Treblinka

Poland

Following the Wannsee Conference in January 1942, the annihilation the Jews of Europe (an action that had been decided upon the previous year) proceeded apace. Aktion Reinhard, named for Reinhard Heydrich, Chief of the Reich Security Main Office, was the operation designed to kill and plunder the more than 2,000,000 Jews living in what the Nazis called the General Government, which comprises most of present-day Poland. Bełżec, Sobibor, and Treblinka were constructed to achieve this end. These camps, which operated from mid-1942 through 1943 before being destroyed by the Nazi’s, were killing centers rather than concentration camps. The vast majority of those sent there were Jews who were murdered within hours of their arrival by carbon monoxide gas. From 1942 to 1943 more than 800,000 persons were murdered at Treblinka.

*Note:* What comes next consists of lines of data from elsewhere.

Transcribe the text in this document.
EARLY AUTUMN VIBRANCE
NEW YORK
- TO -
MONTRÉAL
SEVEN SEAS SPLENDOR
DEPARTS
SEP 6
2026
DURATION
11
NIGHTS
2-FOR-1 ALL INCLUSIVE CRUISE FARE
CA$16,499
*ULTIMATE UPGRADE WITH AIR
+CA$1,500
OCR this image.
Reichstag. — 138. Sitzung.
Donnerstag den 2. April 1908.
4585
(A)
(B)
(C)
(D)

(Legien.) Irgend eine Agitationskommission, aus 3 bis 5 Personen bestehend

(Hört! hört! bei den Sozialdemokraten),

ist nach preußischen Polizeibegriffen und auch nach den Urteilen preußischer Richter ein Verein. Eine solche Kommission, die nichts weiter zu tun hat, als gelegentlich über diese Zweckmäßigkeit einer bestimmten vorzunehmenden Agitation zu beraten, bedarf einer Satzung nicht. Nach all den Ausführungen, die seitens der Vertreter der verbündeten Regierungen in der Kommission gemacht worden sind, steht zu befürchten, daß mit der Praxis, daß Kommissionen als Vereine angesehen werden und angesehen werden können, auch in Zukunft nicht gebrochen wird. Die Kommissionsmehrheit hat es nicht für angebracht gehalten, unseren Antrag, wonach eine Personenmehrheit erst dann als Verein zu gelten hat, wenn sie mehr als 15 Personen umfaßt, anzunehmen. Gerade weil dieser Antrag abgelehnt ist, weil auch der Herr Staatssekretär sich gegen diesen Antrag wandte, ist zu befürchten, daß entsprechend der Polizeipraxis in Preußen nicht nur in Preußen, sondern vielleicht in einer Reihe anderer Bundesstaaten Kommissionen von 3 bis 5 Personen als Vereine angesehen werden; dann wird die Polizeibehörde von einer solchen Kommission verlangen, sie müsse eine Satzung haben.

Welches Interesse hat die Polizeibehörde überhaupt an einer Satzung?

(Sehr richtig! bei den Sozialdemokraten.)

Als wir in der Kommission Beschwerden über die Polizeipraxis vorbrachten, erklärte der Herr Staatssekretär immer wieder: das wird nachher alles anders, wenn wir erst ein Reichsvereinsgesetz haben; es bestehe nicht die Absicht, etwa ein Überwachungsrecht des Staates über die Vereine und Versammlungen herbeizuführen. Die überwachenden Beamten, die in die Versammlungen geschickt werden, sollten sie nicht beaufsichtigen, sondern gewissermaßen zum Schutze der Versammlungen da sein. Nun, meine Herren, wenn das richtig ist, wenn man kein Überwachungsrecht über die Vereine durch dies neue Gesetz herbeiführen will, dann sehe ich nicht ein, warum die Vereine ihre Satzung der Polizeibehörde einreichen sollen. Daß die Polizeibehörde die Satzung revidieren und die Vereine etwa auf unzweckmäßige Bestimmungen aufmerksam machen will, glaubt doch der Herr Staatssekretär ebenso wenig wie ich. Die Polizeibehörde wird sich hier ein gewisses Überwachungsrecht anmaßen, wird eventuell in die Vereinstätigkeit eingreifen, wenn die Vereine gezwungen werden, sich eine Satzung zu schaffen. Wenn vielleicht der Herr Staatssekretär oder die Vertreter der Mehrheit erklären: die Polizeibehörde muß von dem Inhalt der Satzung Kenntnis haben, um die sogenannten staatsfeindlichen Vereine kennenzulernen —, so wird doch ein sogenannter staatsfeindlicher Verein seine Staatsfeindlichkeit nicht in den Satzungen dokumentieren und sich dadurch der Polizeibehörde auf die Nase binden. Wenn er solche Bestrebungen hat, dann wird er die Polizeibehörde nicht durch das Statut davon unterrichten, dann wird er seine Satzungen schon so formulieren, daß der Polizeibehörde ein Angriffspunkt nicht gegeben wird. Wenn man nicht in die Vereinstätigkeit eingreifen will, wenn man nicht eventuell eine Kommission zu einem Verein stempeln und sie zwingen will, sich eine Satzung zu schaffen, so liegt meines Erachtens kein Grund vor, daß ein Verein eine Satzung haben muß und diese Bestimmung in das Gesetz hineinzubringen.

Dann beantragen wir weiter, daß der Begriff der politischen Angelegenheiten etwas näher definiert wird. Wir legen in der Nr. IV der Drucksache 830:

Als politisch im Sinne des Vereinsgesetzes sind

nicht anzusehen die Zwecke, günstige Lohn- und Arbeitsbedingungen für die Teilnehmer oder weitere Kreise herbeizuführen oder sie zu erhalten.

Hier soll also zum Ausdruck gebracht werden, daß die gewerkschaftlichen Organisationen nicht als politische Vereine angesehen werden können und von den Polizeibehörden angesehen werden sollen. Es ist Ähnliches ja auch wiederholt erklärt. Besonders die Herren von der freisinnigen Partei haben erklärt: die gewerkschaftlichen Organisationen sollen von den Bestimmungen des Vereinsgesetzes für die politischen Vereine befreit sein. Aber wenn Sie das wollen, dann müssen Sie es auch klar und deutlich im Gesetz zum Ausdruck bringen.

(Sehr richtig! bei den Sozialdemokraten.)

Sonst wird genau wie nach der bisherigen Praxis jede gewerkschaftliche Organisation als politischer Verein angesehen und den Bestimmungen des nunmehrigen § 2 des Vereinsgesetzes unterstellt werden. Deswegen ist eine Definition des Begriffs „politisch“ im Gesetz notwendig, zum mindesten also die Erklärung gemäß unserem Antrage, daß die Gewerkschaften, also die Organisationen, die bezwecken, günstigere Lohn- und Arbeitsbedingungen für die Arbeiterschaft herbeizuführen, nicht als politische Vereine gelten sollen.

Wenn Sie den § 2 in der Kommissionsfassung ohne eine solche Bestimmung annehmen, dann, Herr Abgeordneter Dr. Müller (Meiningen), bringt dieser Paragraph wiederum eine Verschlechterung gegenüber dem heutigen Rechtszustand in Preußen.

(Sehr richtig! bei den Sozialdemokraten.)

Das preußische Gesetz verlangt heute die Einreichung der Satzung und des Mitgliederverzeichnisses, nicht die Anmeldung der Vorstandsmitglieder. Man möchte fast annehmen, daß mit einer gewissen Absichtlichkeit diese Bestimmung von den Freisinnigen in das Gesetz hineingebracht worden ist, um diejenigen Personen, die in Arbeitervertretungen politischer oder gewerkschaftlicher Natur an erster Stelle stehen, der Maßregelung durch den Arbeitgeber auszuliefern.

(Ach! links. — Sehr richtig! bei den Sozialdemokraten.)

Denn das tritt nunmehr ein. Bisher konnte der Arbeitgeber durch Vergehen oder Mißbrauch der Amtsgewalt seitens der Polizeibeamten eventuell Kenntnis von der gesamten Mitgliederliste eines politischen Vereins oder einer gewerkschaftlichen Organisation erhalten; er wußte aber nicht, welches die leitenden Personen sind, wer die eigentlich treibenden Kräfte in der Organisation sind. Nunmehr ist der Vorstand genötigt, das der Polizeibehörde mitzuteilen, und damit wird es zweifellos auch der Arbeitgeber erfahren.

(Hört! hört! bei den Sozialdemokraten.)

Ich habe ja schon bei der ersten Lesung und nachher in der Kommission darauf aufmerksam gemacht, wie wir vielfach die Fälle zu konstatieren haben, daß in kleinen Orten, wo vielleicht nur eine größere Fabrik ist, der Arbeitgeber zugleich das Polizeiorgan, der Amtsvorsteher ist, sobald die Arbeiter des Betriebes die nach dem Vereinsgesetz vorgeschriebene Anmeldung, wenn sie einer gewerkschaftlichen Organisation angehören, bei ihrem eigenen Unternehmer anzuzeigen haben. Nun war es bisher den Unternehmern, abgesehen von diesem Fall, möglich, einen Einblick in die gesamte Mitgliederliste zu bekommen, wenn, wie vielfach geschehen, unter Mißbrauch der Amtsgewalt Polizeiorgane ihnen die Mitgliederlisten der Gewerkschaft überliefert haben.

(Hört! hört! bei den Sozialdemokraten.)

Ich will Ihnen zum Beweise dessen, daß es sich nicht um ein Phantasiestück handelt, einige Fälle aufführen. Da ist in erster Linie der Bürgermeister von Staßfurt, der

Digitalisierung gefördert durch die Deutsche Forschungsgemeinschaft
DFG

One of the most moving of the Holocaust memorial sites today, Treblinka sits in a heavily wooded rural area about 90 minutes by car from Warsaw. A cobblestone path leads one into the woods, with stone markers providing basic information along the way. As one nears the central area of the site, the railway memorial marks the path of the transports that brought their unsuspecting victims to the fake rail station disguised to look like a typical stop on the line. At the end of the path a large field opens to the left. Dominating the field is the massive stone monument dedicated to the residents of the Warsaw ghetto. The Warsaw monument stands in a sea of more than 15,000 jagged, stones representing the communities destroyed here. One of the stones commemorates Janusz Korczak and his orphans.